I couldn’t help wondering if the kiss was for my benefit, to remind me what I’d turned down.
It was very Hollywood. No bumping noses or awkward moments. Scripted. The sort of kiss where you just knew they were thinking about how it looked on the outside, not how it felt on the inside.
There seemed to be an awful lot of tongue involved.
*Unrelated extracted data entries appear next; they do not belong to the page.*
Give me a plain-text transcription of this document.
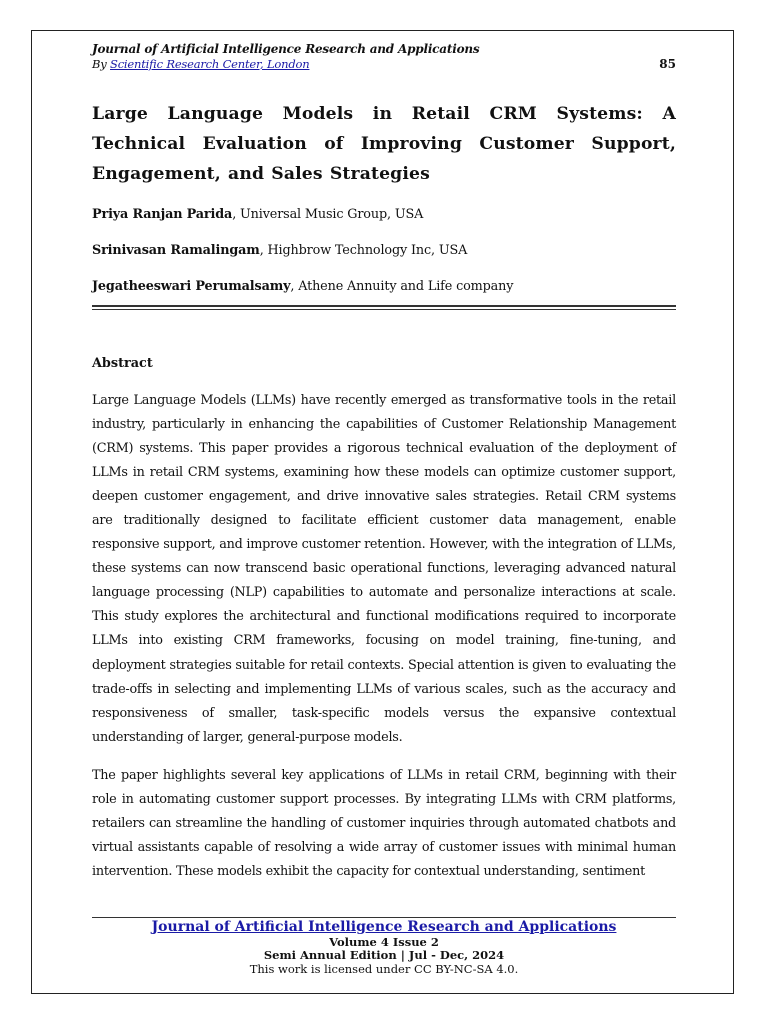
Journal of Artificial Intelligence Research and Applications
By Scientific Research Center, London	85
Large Language Models in Retail CRM Systems: A Technical Evaluation of Improving Customer Support, Engagement, and Sales Strategies
Priya Ranjan Parida, Universal Music Group, USA
Srinivasan Ramalingam, Highbrow Technology Inc, USA
Jegatheeswari Perumalsamy, Athene Annuity and Life company
Abstract
Large Language Models (LLMs) have recently emerged as transformative tools in the retail industry, particularly in enhancing the capabilities of Customer Relationship Management (CRM) systems. This paper provides a rigorous technical evaluation of the deployment of LLMs in retail CRM systems, examining how these models can optimize customer support, deepen customer engagement, and drive innovative sales strategies. Retail CRM systems are traditionally designed to facilitate efficient customer data management, enable responsive support, and improve customer retention. However, with the integration of LLMs, these systems can now transcend basic operational functions, leveraging advanced natural language processing (NLP) capabilities to automate and personalize interactions at scale. This study explores the architectural and functional modifications required to incorporate LLMs into existing CRM frameworks, focusing on model training, fine-tuning, and deployment strategies suitable for retail contexts. Special attention is given to evaluating the trade-offs in selecting and implementing LLMs of various scales, such as the accuracy and responsiveness of smaller, task-specific models versus the expansive contextual understanding of larger, general-purpose models.
The paper highlights several key applications of LLMs in retail CRM, beginning with their role in automating customer support processes. By integrating LLMs with CRM platforms, retailers can streamline the handling of customer inquiries through automated chatbots and virtual assistants capable of resolving a wide array of customer issues with minimal human intervention. These models exhibit the capacity for contextual understanding, sentiment
Journal of Artificial Intelligence Research and Applications
Volume 4 Issue 2
Semi Annual Edition | Jul - Dec, 2024
This work is licensed under CC BY-NC-SA 4.0.
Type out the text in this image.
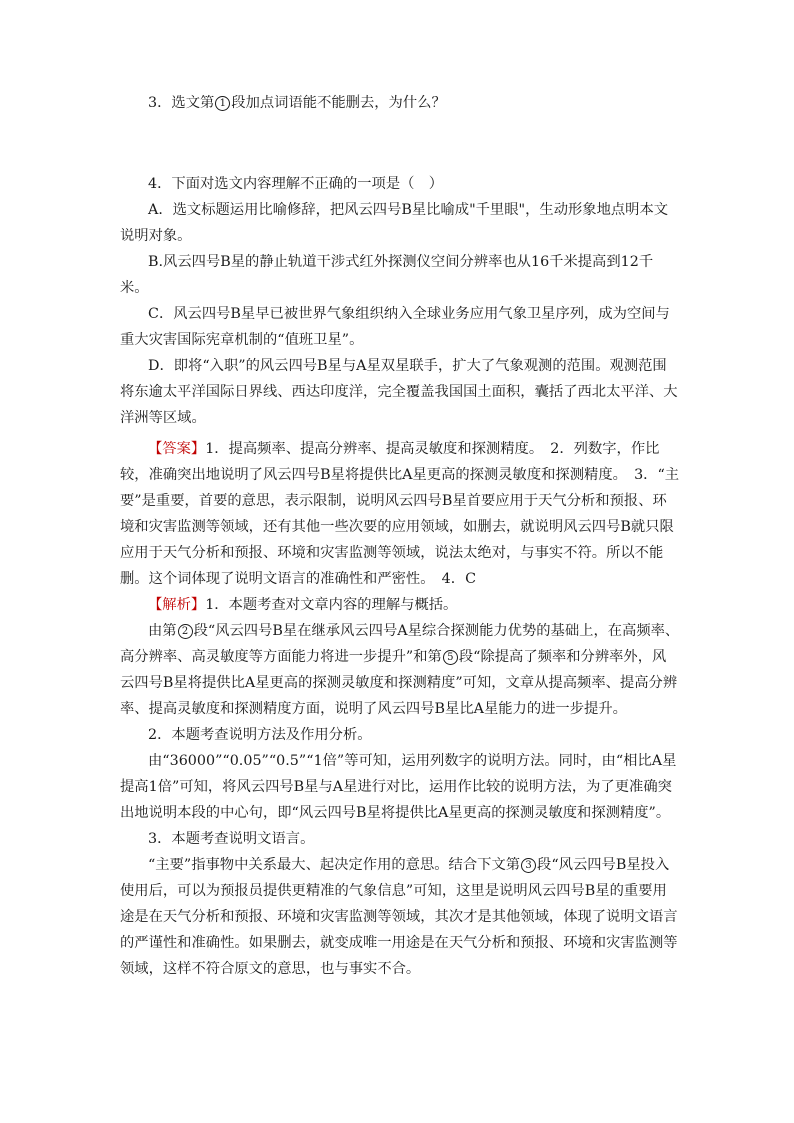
3．选文第 1 段加点词语能不能删去，为什么？

4．下面对选文内容理解不正确的一项是（　）

A．选文标题运用比喻修辞，把风云四号B星比喻成"千里眼"，生动形象地点明本文说明对象。

B.风云四号B星的静止轨道干涉式红外探测仪空间分辨率也从16千米提高到12千米。

C．风云四号B星早已被世界气象组织纳入全球业务应用气象卫星序列，成为空间与重大灾害国际宪章机制的“值班卫星”。

D．即将“入职”的风云四号B星与A星双星联手，扩大了气象观测的范围。观测范围将东逾太平洋国际日界线、西达印度洋，完全覆盖我国国土面积，囊括了西北太平洋、大洋洲等区域。

【答案】1．提高频率、提高分辨率、提高灵敏度和探测精度。　2．列数字，作比较，准确突出地说明了风云四号B星将提供比A星更高的探测灵敏度和探测精度。　3．“主要”是重要，首要的意思，表示限制，说明风云四号B星首要应用于天气分析和预报、环境和灾害监测等领域，还有其他一些次要的应用领域，如删去，就说明风云四号B就只限应用于天气分析和预报、环境和灾害监测等领域，说法太绝对，与事实不符。所以不能删。这个词体现了说明文语言的准确性和严密性。　4．C

【解析】1．本题考查对文章内容的理解与概括。

由第 2 段“风云四号B星在继承风云四号A星综合探测能力优势的基础上，在高频率、高分辨率、高灵敏度等方面能力将进一步提升”和第 5 段“除提高了频率和分辨率外，风云四号B星将提供比A星更高的探测灵敏度和探测精度”可知，文章从提高频率、提高分辨率、提高灵敏度和探测精度方面，说明了风云四号B星比A星能力的进一步提升。

2．本题考查说明方法及作用分析。

由“36000”“0.05”“0.5”“1倍”等可知，运用列数字的说明方法。同时，由“相比A星提高1倍”可知，将风云四号B星与A星进行对比，运用作比较的说明方法，为了更准确突出地说明本段的中心句，即“风云四号B星将提供比A星更高的探测灵敏度和探测精度”。

3．本题考查说明文语言。

“主要”指事物中关系最大、起决定作用的意思。结合下文第 3 段“风云四号B星投入使用后，可以为预报员提供更精准的气象信息”可知，这里是说明风云四号B星的重要用途是在天气分析和预报、环境和灾害监测等领域，其次才是其他领域，体现了说明文语言的严谨性和准确性。如果删去，就变成唯一用途是在天气分析和预报、环境和灾害监测等领域，这样不符合原文的意思，也与事实不合。
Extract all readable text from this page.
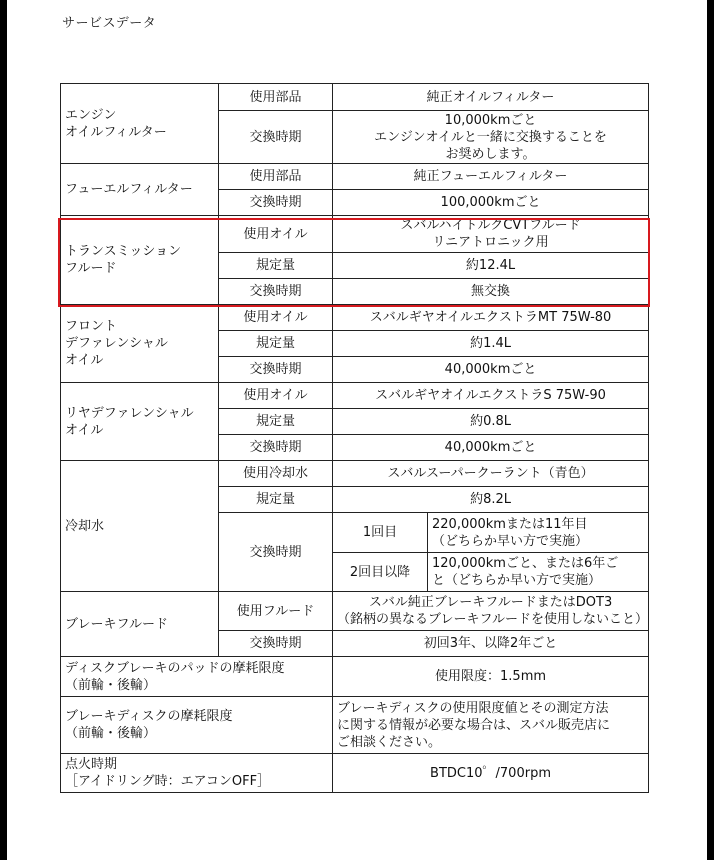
サービスデータ
エンジン
オイルフィルター	使用部品	純正オイルフィルター	
	交換時期	10,000kmごと
エンジンオイルと一緒に交換することを
お奨めします。	
フューエルフィルター	使用部品	純正フューエルフィルター	
	交換時期	100,000kmごと	
トランスミッション
フルード	使用オイル	スバルハイトルクCVTフルード
リニアトロニック用	
	規定量	約12.4L	
	交換時期	無交換	
フロント
デファレンシャル
オイル	使用オイル	スバルギヤオイルエクストラMT 75W-80	
	規定量	約1.4L	
	交換時期	40,000kmごと	
リヤデファレンシャル
オイル	使用オイル	スバルギヤオイルエクストラS 75W-90	
	規定量	約0.8L	
	交換時期	40,000kmごと	
冷却水	使用冷却水	スバルスーパークーラント（青色）	
	規定量	約8.2L	
	交換時期	1回目	220,000kmまたは11年目
（どちらか早い方で実施）
		2回目以降	120,000kmごと、または6年ご
と（どちらか早い方で実施）
ブレーキフルード	使用フルード	スバル純正ブレーキフルードまたはDOT3
（銘柄の異なるブレーキフルードを使用しないこと）	
	交換時期	初回3年、以降2年ごと	
ディスクブレーキのパッドの摩耗限度
（前輪・後輪）		使用限度：1.5mm	
ブレーキディスクの摩耗限度
（前輪・後輪）		ブレーキディスクの使用限度値とその測定方法
に関する情報が必要な場合は、スバル販売店に
ご相談ください。	
点火時期
［アイドリング時：エアコンOFF］		BTDC10゜/700rpm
Rosie made sick choking noises next to me.
God, I loved my sister.
And then finally, finally, it was over.
I breathed a huge sigh of relief.
And my dress split.
Chapter Two
Oh fuck, so now I was naked. Not just wearing a condom, but a split condom, and suddenly no one was looking at the bride and groom—they were staring at me and I couldn’t exactly blame them because there was plenty to see. There were times when I was happy to be the centre of attention, but this wasn’t one of them.
Why oh why hadn’t I worn a bra?
I’d tried it, but it had shown through the cheap, shiny fabric, so I’d decided in the interests of vanity that if I had to wear this hideous dress at least my outline would be smooth and perfect.
Another bad decision. The dress had split down both side seams simultaneously, exposing me completely from the waist up. I felt like a half-peeled banana, but I probably looked like one of those women who turned up at stag parties and leapt out of cakes.
I was strip-o-gram bridesmaid.
Everyone was staring, transfixed by delicious horror, all deeply relieved it hadn’t happened to them. But it could never have happened to them. Only to me. My life had a habit of unraveling, only usually not quite as literally as this.
The snow and the draughty, under-heated old church had conspired to make my nipples stand to attention. I tried to cover them with my hands, but then I realized I was probably making it worse. Now I wasn’t just naked—I was touching myself.
For the first time in quite a few years, I prayed.